Domain Name Registration and Renewal

Your domain name is the face of your business to customers and prospects via your website, is required for email communication and is very likely used to provide employees and customers access to your business for things like remote access, portals, contact forms, support requests, and more. The impact of an expired (or lost) domain is costly and registration status should be monitored. The Registrar is where your domain name is registered and maintained and is probably not in the same place your website, email and DNS are hosted.

If your domain is not renewed on time, reputable Registrars provide a grace period when your domain expires, however all of the services related to your domain stop working the minute it’s put into the “grace period”. That means emails bounce, website(s) stops working, employee VPN and remote access services may be affected, and remote applications may stop working.

The impact to your business if your domain expires can result in lost business, loss of access to critical systems, lost (or significantly delayed) email and more depending on how many your services use it. If this happens mid-day Friday before a long holiday weekend you might not even realize there’s an issue until you’re back to work 3 or 4 days later.

Paying attention is the best way to avoid letting your domain name lapse or expire. And partnering with an IT Provider that has additional tools to monitor your domain, website, email and other services is added protection against your domain name(s) expiring.
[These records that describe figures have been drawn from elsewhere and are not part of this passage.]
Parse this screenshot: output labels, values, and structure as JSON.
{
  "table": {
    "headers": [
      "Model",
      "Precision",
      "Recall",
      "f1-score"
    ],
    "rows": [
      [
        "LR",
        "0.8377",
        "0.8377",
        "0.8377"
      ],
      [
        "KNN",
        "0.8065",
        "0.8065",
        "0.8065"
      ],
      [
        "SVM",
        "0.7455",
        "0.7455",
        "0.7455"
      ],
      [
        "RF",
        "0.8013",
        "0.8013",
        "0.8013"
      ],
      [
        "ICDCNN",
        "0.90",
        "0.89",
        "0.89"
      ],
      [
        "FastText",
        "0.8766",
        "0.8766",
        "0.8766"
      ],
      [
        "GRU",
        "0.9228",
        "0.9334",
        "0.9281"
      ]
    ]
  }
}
Here are the things you need to know about your domain name:

  1. What domain name(s) does your company have registered? Which domain(s) do you use?

  2. What services and applications use your domain(s). These typically include your website, email, some applications, remote access, and SSL Certificates for secure sites.

  3. What Registrar are your domain name(s) registered at? (bluehost, Network Solutions, GoDaddy, etc). Are your domains at more than one Registrar? If so, consider consolidating them to one Registrar for ease of management.

  4. Do you have the Administrator Login to the Registrar? (Who else knows the login?)

  5. Is the information in the registration correct? That includes up to date credit card information as well as contact information for the administrative, billing and technical contacts you want associated with your domain(s). And make sure your company name is correct!

  6. What is the renewal date for the domain? Is the domain set to automatically renew or manually renew? Either is fine, but if it’s manual that means someone must login to renew it!